Preferably 101-105% of the weight of the entire structure, including the platform and its associated equipment, and excluding the shear piles, will be supported by buoyancy chambers 26 conventionally affixed to the sleeves beneath the water line. Buoyancy chambers 26 provide a righting moment to the tower whenever it sways from a true vertical orientation due to environmental forces. These chambers should be compartmented so that unexpected sealing failures will not unduly burden the foundation pilings.
Normally two sets of buoyant chambers will be used for the structure's tow and installation at the drilling site. The chambers provided for supporting the lower portion of the sleeves during transportation may be flooded to submerge the structure, removed, or shifted towards the upper end of the unit.
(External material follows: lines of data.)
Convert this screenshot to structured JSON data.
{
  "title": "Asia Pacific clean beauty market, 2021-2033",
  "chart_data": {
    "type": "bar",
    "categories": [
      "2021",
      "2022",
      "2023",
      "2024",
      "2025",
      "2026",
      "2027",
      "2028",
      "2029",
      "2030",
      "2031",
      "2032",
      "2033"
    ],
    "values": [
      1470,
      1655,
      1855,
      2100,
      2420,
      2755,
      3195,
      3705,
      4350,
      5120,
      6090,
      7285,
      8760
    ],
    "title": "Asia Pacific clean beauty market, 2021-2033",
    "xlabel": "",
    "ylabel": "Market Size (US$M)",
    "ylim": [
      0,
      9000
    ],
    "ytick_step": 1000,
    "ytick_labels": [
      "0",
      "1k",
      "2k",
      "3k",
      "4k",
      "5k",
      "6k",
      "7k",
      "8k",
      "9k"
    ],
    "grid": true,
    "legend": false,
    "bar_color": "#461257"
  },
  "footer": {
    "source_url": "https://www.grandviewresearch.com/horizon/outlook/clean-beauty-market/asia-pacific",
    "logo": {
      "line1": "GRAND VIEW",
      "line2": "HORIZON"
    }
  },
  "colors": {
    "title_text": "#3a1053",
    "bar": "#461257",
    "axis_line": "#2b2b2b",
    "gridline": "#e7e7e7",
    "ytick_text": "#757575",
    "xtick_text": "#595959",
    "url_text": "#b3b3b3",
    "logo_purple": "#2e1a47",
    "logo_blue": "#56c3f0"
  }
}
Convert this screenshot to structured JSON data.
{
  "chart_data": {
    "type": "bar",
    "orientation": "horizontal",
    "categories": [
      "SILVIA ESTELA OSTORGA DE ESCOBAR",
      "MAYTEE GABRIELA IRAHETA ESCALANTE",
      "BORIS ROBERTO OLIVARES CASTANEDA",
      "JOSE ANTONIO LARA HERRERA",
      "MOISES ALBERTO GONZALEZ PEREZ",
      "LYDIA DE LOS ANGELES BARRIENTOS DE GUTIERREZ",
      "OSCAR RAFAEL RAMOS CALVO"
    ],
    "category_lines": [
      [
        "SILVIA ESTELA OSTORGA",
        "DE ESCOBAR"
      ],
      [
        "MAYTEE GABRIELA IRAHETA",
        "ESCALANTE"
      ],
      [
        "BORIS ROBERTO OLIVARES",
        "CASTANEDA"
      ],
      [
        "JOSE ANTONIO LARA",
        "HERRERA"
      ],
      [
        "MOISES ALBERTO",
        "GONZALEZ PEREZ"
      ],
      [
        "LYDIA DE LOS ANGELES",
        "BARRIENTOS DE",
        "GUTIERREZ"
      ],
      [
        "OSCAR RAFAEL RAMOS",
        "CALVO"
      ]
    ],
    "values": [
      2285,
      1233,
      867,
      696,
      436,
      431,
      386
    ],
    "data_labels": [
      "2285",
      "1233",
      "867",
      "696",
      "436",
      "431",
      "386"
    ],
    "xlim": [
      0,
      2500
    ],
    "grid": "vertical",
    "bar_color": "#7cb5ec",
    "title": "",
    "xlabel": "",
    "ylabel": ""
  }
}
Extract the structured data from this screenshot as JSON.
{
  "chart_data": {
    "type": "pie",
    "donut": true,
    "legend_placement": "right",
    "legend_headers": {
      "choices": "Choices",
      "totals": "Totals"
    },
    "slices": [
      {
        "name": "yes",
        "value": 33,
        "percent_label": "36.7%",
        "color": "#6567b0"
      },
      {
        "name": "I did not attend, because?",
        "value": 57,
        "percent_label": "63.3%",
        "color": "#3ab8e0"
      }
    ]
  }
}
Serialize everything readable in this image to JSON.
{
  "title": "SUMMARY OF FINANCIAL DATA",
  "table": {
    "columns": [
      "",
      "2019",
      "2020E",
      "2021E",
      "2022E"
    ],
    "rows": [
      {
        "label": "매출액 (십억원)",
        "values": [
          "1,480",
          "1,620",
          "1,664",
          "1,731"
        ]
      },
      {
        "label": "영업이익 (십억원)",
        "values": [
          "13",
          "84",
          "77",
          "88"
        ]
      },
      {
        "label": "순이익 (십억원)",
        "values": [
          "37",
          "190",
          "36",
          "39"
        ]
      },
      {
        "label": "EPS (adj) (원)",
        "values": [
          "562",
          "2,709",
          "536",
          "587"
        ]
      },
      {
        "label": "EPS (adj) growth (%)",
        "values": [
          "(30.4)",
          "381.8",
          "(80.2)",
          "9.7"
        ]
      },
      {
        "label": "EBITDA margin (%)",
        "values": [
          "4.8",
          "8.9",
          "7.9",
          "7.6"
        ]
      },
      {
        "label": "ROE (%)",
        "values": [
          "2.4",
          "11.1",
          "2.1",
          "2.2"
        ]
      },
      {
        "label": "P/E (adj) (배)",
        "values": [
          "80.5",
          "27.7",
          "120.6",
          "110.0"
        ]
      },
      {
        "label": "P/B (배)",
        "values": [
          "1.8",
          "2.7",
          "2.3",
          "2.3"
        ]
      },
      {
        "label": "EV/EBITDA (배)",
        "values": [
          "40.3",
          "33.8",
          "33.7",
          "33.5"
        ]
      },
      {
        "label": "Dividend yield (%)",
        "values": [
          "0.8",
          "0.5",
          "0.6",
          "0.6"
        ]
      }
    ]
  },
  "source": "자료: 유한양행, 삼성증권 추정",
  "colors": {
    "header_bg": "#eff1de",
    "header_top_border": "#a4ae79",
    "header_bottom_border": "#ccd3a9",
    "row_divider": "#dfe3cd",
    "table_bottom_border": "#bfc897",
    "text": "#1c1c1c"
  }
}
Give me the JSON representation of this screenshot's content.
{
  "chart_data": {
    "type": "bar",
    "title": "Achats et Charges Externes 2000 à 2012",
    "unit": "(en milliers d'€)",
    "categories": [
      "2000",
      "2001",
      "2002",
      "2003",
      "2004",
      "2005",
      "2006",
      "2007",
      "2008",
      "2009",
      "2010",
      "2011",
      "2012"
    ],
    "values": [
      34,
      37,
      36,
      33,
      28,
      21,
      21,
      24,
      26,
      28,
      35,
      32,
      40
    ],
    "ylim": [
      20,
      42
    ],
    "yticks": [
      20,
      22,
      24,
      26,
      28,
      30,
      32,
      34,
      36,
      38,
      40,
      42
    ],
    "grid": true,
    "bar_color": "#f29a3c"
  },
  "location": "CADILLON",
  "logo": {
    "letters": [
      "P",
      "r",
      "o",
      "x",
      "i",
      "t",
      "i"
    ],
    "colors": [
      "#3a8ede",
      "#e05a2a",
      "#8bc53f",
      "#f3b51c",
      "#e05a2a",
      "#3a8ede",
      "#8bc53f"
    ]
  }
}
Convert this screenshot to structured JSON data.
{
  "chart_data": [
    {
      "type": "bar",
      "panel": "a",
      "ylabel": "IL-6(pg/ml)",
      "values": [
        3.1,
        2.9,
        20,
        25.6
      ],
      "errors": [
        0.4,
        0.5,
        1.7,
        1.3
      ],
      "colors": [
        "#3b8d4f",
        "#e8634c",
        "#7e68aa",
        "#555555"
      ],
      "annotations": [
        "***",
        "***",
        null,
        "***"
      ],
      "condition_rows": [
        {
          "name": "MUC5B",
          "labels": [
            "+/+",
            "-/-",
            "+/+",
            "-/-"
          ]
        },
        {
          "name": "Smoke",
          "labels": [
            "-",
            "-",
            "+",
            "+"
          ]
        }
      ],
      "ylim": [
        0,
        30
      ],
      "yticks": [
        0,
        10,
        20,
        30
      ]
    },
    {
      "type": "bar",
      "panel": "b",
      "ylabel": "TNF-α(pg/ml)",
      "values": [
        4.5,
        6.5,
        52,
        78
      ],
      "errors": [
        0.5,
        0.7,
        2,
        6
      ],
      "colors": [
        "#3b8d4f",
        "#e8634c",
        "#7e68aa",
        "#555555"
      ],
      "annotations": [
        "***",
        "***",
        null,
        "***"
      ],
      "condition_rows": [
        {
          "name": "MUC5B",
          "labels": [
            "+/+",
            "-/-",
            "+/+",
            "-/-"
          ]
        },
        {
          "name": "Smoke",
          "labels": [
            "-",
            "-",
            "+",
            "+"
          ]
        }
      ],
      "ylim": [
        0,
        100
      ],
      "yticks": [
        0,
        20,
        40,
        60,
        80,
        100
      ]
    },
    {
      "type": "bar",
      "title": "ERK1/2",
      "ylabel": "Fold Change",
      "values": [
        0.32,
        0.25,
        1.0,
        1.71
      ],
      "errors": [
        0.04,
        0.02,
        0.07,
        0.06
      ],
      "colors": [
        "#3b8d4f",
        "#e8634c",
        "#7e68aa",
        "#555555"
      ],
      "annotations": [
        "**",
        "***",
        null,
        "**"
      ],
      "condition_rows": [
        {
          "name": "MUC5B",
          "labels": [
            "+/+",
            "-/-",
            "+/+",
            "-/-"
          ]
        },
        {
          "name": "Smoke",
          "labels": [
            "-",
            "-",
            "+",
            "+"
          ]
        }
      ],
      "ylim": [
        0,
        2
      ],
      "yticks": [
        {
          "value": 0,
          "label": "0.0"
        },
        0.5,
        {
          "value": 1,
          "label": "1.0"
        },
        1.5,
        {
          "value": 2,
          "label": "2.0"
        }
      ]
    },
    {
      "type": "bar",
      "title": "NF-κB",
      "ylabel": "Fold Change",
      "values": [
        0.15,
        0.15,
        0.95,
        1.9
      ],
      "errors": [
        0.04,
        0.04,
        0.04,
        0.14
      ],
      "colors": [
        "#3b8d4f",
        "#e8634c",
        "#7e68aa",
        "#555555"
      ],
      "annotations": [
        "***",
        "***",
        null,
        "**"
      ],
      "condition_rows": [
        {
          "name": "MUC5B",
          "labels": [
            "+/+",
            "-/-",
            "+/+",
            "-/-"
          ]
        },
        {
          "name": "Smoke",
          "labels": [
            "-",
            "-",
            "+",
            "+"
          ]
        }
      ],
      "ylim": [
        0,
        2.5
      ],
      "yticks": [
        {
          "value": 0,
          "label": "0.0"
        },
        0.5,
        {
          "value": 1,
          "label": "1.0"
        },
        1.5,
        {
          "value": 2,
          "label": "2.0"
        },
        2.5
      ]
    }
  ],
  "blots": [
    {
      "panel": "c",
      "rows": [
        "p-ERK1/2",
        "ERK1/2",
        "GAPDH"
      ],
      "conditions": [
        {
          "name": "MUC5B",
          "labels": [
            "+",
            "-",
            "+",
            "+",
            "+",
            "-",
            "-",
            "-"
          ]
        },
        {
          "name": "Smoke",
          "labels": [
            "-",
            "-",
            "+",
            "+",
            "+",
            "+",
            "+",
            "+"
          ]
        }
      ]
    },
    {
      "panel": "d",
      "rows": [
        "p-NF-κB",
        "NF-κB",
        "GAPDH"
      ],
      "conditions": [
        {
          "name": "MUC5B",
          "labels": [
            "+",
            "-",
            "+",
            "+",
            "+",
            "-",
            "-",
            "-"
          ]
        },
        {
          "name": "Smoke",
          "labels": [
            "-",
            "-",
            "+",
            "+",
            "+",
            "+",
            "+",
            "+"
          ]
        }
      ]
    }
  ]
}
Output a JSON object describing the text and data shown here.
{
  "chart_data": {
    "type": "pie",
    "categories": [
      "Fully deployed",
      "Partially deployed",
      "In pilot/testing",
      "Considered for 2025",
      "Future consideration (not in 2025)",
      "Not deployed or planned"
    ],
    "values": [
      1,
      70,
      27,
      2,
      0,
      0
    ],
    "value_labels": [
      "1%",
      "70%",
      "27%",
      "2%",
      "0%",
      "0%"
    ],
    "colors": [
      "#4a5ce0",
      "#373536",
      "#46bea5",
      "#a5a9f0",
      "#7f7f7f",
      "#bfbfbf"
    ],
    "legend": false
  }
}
The upper end of each axial pile extends through its associated sleeve as shown in the drawing and is connected by cross arms 28 to pistons 30. Each piston is housed in a hydraulic cylinder 32 affixed to the platform in a load bearing relationship. Preferably at least one cylinder attached to each axial pile is serviced with hydraulic fluid via lines from a single fluid reservoir housed in the platform. As shown in the drawing, line 34 provides a flow path for hydraulic fluid from reservoir 36 to the outer cylinders and line 38 provides a flow path for hydraulic fluid from reservoir 40 to the inner cylinders.
The excess buoyant force over the weight of the platform and sleeves is counterbalanced by tension in the axial piling through the hydraulic cylinders, fluid and pistons. This system gives the overall structure the desired degree of compliancy of rotation about the sea floor, but resists platform heave or vertical motion.
To provide additional lateral support, skirt piles 42 may be installed in the sea floor near the base of the platform. Vertically slidable sleeves 44 transmit lateral loads from the skirt piles through a truss 46 rigidly affixed to sleeves 20. Bearings 48 may be inserted between the skirt piles 42 and sleeves 44 to facilitate relative axial movement.
While use of the hydraulic means as set forth above is preferred for coupling the structure sleeves and platform to the axial load piles, it is within the spirit and skill of this invention to use conventional mechanical systems to accomplish the same end.